I came up on one knee, aimed the ACR into the blinding spotlights, through the choking dust, and pulled the trigger. Nothing happened. The magazine was empty. I pulled my Sig from my waistband and prepared to charge. If I was going to die, then I would take them with me.
And that was when the heavy, 50 caliber machine gun opened up, tearing the night in half, screaming like torn steel over the whine and throb of the turbines. Stuttering savagely its message of merciless death. I should have thrown myself to the ground. I should have sought cover. But there was in that moment a berserker rage on me that I could not control. I screamed and hollered and bellowed like a demented demon, emptying my small, 9 mm slugs into invisible enemies hiding behind a furious, blinding glare of light. The heavy machine gun hammered in my ears, but I was immortal, indestructible in my rage and not a single bullet hit me, or even fell near me.
And next thing my Sig was just clicking, empty, but the sky was filled with exploding fireballs, and tortured, twisting, screaming steel was raining down on the forest and on the parking lot. Waves of burning air hurled me back. I covered my head and my face with my arms and ran, falling back to the shelter of the house, telling myself I had a shot in a million and punctured a fuel tank.
Another explosion shook the building. The 50 cal kept stuttering, spitting. Rotors stuttered, a turbine whined out of control and a third chopper hit the ground and exploded.
Then everything was silent, but for th
e angry roar of flames. I rammed another magazine in the Sig and stepped out. The sky was orange with fire and the woods and the parking lot were littered with the shattered, twisted remains of three helicopters, and the burning, mangled remains of the men who had come to kill me.
I had not done this with a lucky shot from a 9 mm.
Then I saw him and almost laughed. Njal, all six foot six of him, with a 50 cal machinegun on his shoulder, walking toward me through the wreckage with a smoking cigarette hanging out of the corner of his mouth.
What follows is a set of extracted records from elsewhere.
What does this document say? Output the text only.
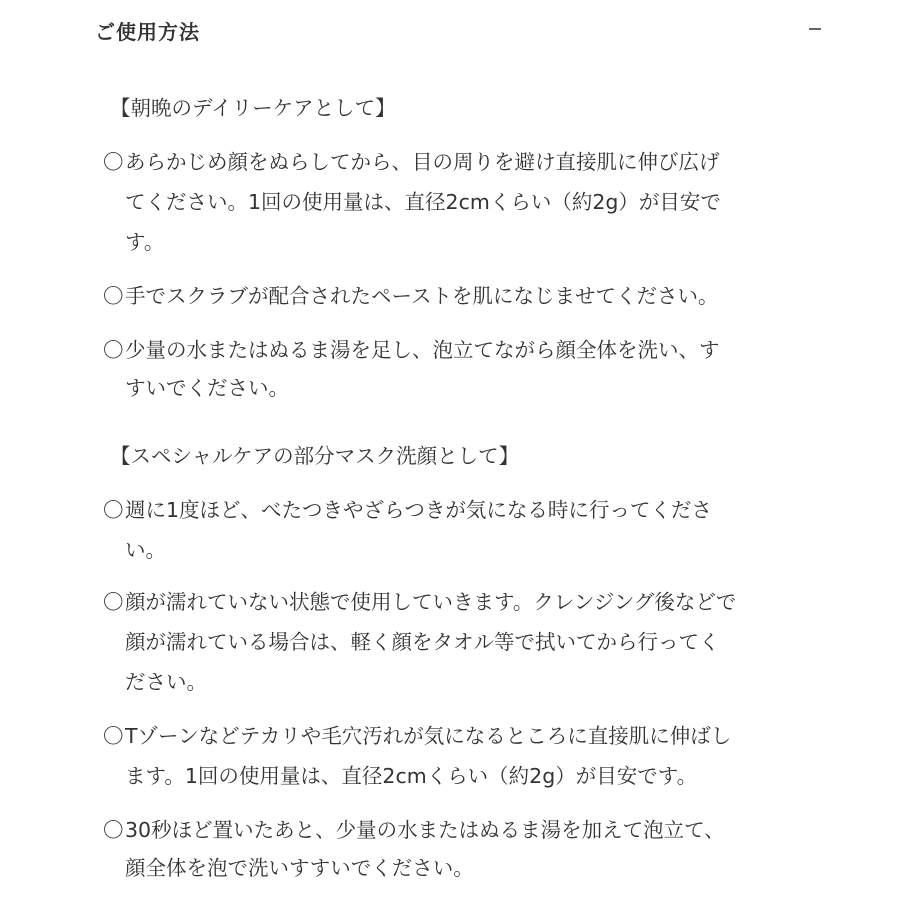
ご使用方法
【朝晩のデイリーケアとして】
〇 あらかじめ顔をぬらしてから、目の周りを避け直接肌に伸び広げ
てください。1回の使用量は、直径2cmくらい（約2g）が目安で
す。
〇 手でスクラブが配合されたペーストを肌になじませてください。
〇 少量の水またはぬるま湯を足し、泡立てながら顔全体を洗い、す
すいでください。
【スペシャルケアの部分マスク洗顔として】
〇 週に1度ほど、べたつきやざらつきが気になる時に行ってくださ
い。
〇 顔が濡れていない状態で使用していきます。クレンジング後などで
顔が濡れている場合は、軽く顔をタオル等で拭いてから行ってく
ださい。
〇 Tゾーンなどテカリや毛穴汚れが気になるところに直接肌に伸ばし
ます。1回の使用量は、直径2cmくらい（約2g）が目安です。
〇 30秒ほど置いたあと、少量の水またはぬるま湯を加えて泡立て、
顔全体を泡で洗いすすいでください。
He raised a hand. “Hey hey, all good?”
I shook my head. “No. We have to get out of here. Every cop in the state is going to be swarming over this place in the next twenty minutes. You just shot down three choppers.”
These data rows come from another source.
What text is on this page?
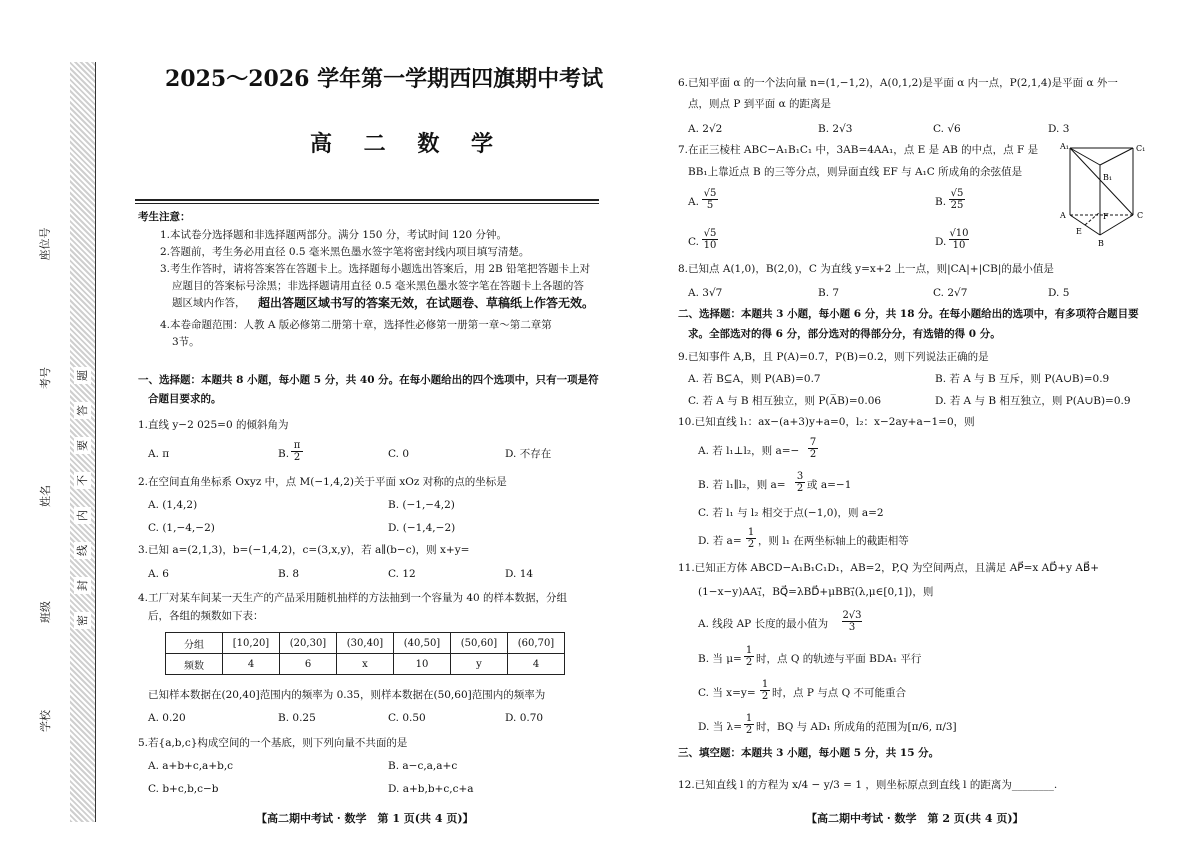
题
答
要
不
内
线
封
密
座位号
考号
姓名
班级
学校
2025～2026 学年第一学期西四旗期中考试
高 二 数 学
考生注意：
1.本试卷分选择题和非选择题两部分。满分 150 分，考试时间 120 分钟。
2.答题前，考生务必用直径 0.5 毫米黑色墨水签字笔将密封线内项目填写清楚。
3.考生作答时，请将答案答在答题卡上。选择题每小题选出答案后，用 2B 铅笔把答题卡上对
应题目的答案标号涂黑；非选择题请用直径 0.5 毫米黑色墨水签字笔在答题卡上各题的答
题区域内作答， 超出答题区域书写的答案无效，在试题卷、草稿纸上作答无效。
4.本卷命题范围：人教 A 版必修第二册第十章，选择性必修第一册第一章～第二章第
3节。
一、选择题：本题共 8 小题，每小题 5 分，共 40 分。在每小题给出的四个选项中，只有一项是符
合题目要求的。
1.直线 y−2 025=0 的倾斜角为
A. π	B.
π
2	C. 0	D. 不存在
2.在空间直角坐标系 Oxyz 中，点 M(−1,4,2)关于平面 xOz 对称的点的坐标是
A. (1,4,2)	B. (−1,−4,2)
C. (1,−4,−2)	D. (−1,4,−2)
3.已知 a=(2,1,3)，b=(−1,4,2)，c=(3,x,y)，若 a∥(b−c)，则 x+y=
A. 6	B. 8	C. 12	D. 14
4.工厂对某车间某一天生产的产品采用随机抽样的方法抽到一个容量为 40 的样本数据，分组
后，各组的频数如下表：
分组	[10,20]	(20,30]	(30,40]	(40,50]	(50,60]	(60,70]
频数	4	6	x	10	y	4
已知样本数据在(20,40]范围内的频率为 0.35，则样本数据在(50,60]范围内的频率为
A. 0.20	B. 0.25	C. 0.50	D. 0.70
5.若{a,b,c}构成空间的一个基底，则下列向量不共面的是
A. a+b+c,a+b,c	B. a−c,a,a+c
C. b+c,b,c−b	D. a+b,b+c,c+a
【高二期中考试 · 数学　第 1 页(共 4 页)】
6.已知平面 α 的一个法向量 n=(1,−1,2)，A(0,1,2)是平面 α 内一点，P(2,1,4)是平面 α 外一
点，则点 P 到平面 α 的距离是
A. 2√2	B. 2√3	C. √6	D. 3
7.在正三棱柱 ABC−A₁B₁C₁ 中，3AB=4AA₁，点 E 是 AB 的中点，点 F 是
BB₁上靠近点 B 的三等分点，则异面直线 EF 与 A₁C 所成角的余弦值是
A.
√5
5	B.
√5
25
C.
√5
10	D.
√10
10
A₁	C₁
B₁
A	C
F
E
B
8.已知点 A(1,0)，B(2,0)，C 为直线 y=x+2 上一点，则|CA|+|CB|的最小值是
A. 3√7	B. 7	C. 2√7	D. 5
二、选择题：本题共 3 小题，每小题 6 分，共 18 分。在每小题给出的选项中，有多项符合题目要
求。全部选对的得 6 分，部分选对的得部分分，有选错的得 0 分。
9.已知事件 A,B，且 P(A)=0.7，P(B)=0.2，则下列说法正确的是
A. 若 B⊆A，则 P(AB)=0.7	B. 若 A 与 B 互斥，则 P(A∪B)=0.9
C. 若 A 与 B 相互独立，则 P(A̅B)=0.06	D. 若 A 与 B 相互独立，则 P(A∪B)=0.9
10.已知直线 l₁：ax−(a+3)y+a=0，l₂：x−2ay+a−1=0，则
A. 若 l₁⊥l₂，则 a=−
7
2
B. 若 l₁∥l₂，则 a=
3
2 或 a=−1
C. 若 l₁ 与 l₂ 相交于点(−1,0)，则 a=2
D. 若 a=
1
2 ，则 l₁ 在两坐标轴上的截距相等
11.已知正方体 ABCD−A₁B₁C₁D₁，AB=2，P,Q 为空间两点，且满足 AP⃗=x AD⃗+y AB⃗+
(1−x−y)AA₁⃗，BQ⃗=λBD⃗+μBB₁⃗(λ,μ∈[0,1])，则
A. 线段 AP 长度的最小值为
2√3
3
B. 当 μ=
1
2 时，点 Q 的轨迹与平面 BDA₁ 平行
C. 当 x=y=
1
2 时，点 P 与点 Q 不可能重合
D. 当 λ=
1
2 时，BQ 与 AD₁ 所成角的范围为[π/6, π/3]
三、填空题：本题共 3 小题，每小题 5 分，共 15 分。
12.已知直线 l 的方程为 x/4 − y/3 = 1 ，则坐标原点到直线 l 的距离为________.
【高二期中考试 · 数学　第 2 页(共 4 页)】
He shrugged. “Yuh, you so slow. They would have got you. You should have been out five minutes before.”
I raised an eyebrow at him. “Thanks.”
“OK.”
We started walking back toward the drive. I said, “Fenninger wasn’t there. He used his wife and his kids as decoys to lure me here.”
“So where is he?”
“I’m guessing he’s at home.”
He stopped on the path and pointed into the trees. The flames from the choppers were dancing in his eyes. “My vehicle is here. You gonna go an’ get him? You need help?”
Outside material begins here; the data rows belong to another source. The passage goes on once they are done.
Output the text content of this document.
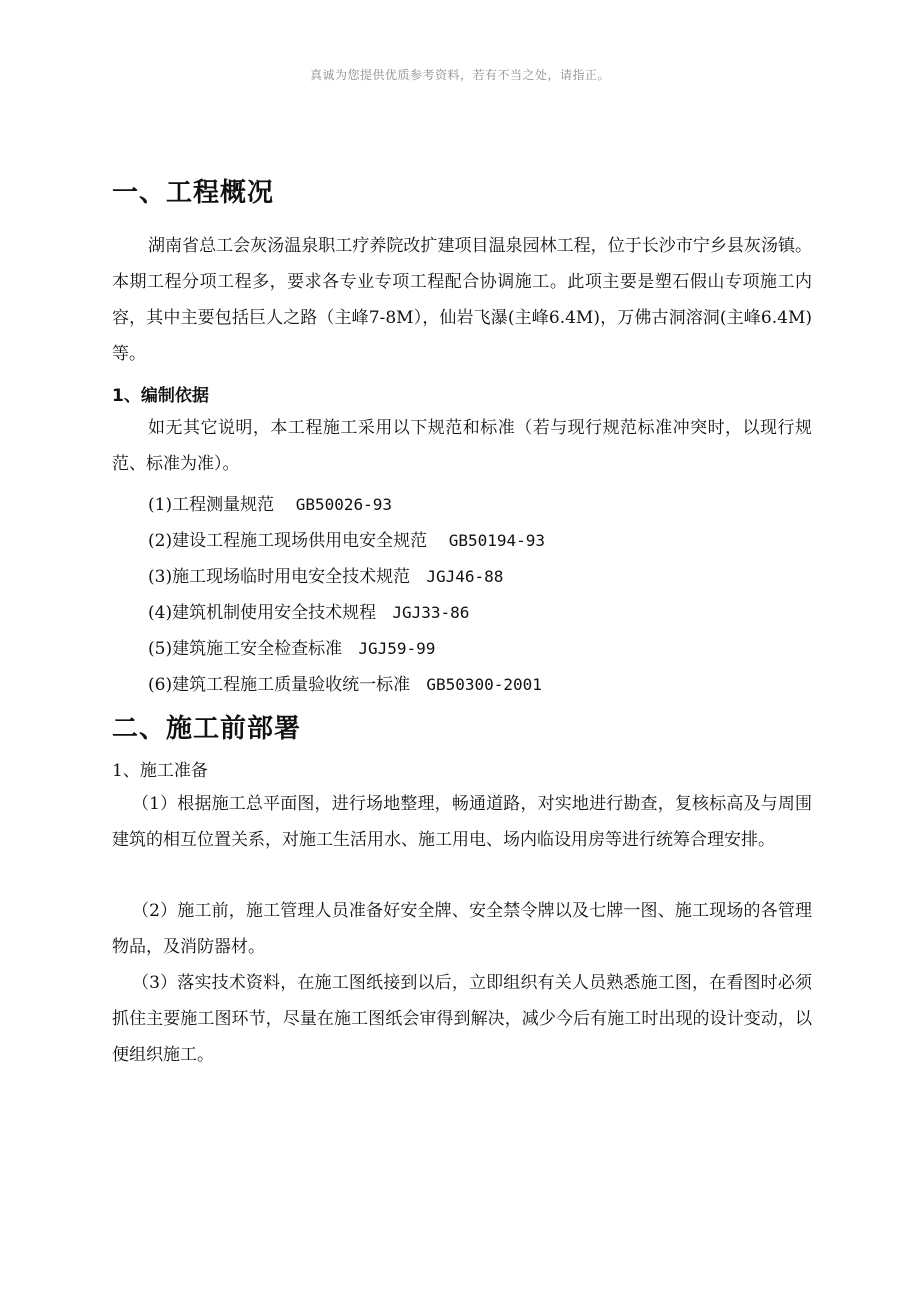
真诚为您提供优质参考资料，若有不当之处，请指正。
一、工程概况

湖南省总工会灰汤温泉职工疗养院改扩建项目温泉园林工程，位于长沙市宁乡县灰汤镇。本期工程分项工程多，要求各专业专项工程配合协调施工。此项主要是塑石假山专项施工内容，其中主要包括巨人之路（主峰7-8M），仙岩飞瀑(主峰6.4M)，万佛古洞溶洞(主峰6.4M)等。

1、编制依据

如无其它说明，本工程施工采用以下规范和标准（若与现行规范标准冲突时，以现行规范、标准为准）。

(1)工程测量规范 GB50026-93
(2)建设工程施工现场供用电安全规范 GB50194-93
(3)施工现场临时用电安全技术规范 JGJ46-88
(4)建筑机制使用安全技术规程 JGJ33-86
(5)建筑施工安全检查标准 JGJ59-99
(6)建筑工程施工质量验收统一标准 GB50300-2001
二、施工前部署
1、施工准备

（1）根据施工总平面图，进行场地整理，畅通道路，对实地进行勘查，复核标高及与周围建筑的相互位置关系，对施工生活用水、施工用电、场内临设用房等进行统筹合理安排。

（2）施工前，施工管理人员准备好安全牌、安全禁令牌以及七牌一图、施工现场的各管理物品，及消防器材。

（3）落实技术资料，在施工图纸接到以后，立即组织有关人员熟悉施工图，在看图时必须抓住主要施工图环节，尽量在施工图纸会审得到解决，减少今后有施工时出现的设计变动，以便组织施工。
I shook my head. “No, thanks. I’ve got this now.”
He smiled. “OK. Do it this time, yuh?”
“Yeah. I will.”
He disappeared in among the shadows and the undergrowth and I ran the rest of the way to my car. I brought back the Emperor and threw it and the rest of my stuff in the trunk. I reversed out of the trees and sped silently back toward the Old Topanga Canyon Road. Far off in the night I could hear the wail of sirens. I forced myself not to speed, to drive at a leisurely pace, winding down out of the mountains with my heart pounding and the vast glow of L.A. rising over the darkness of the hills on my left, and the vast blackness of the ocean ahead of me. I stabbed a Camel in my mouth and lit up.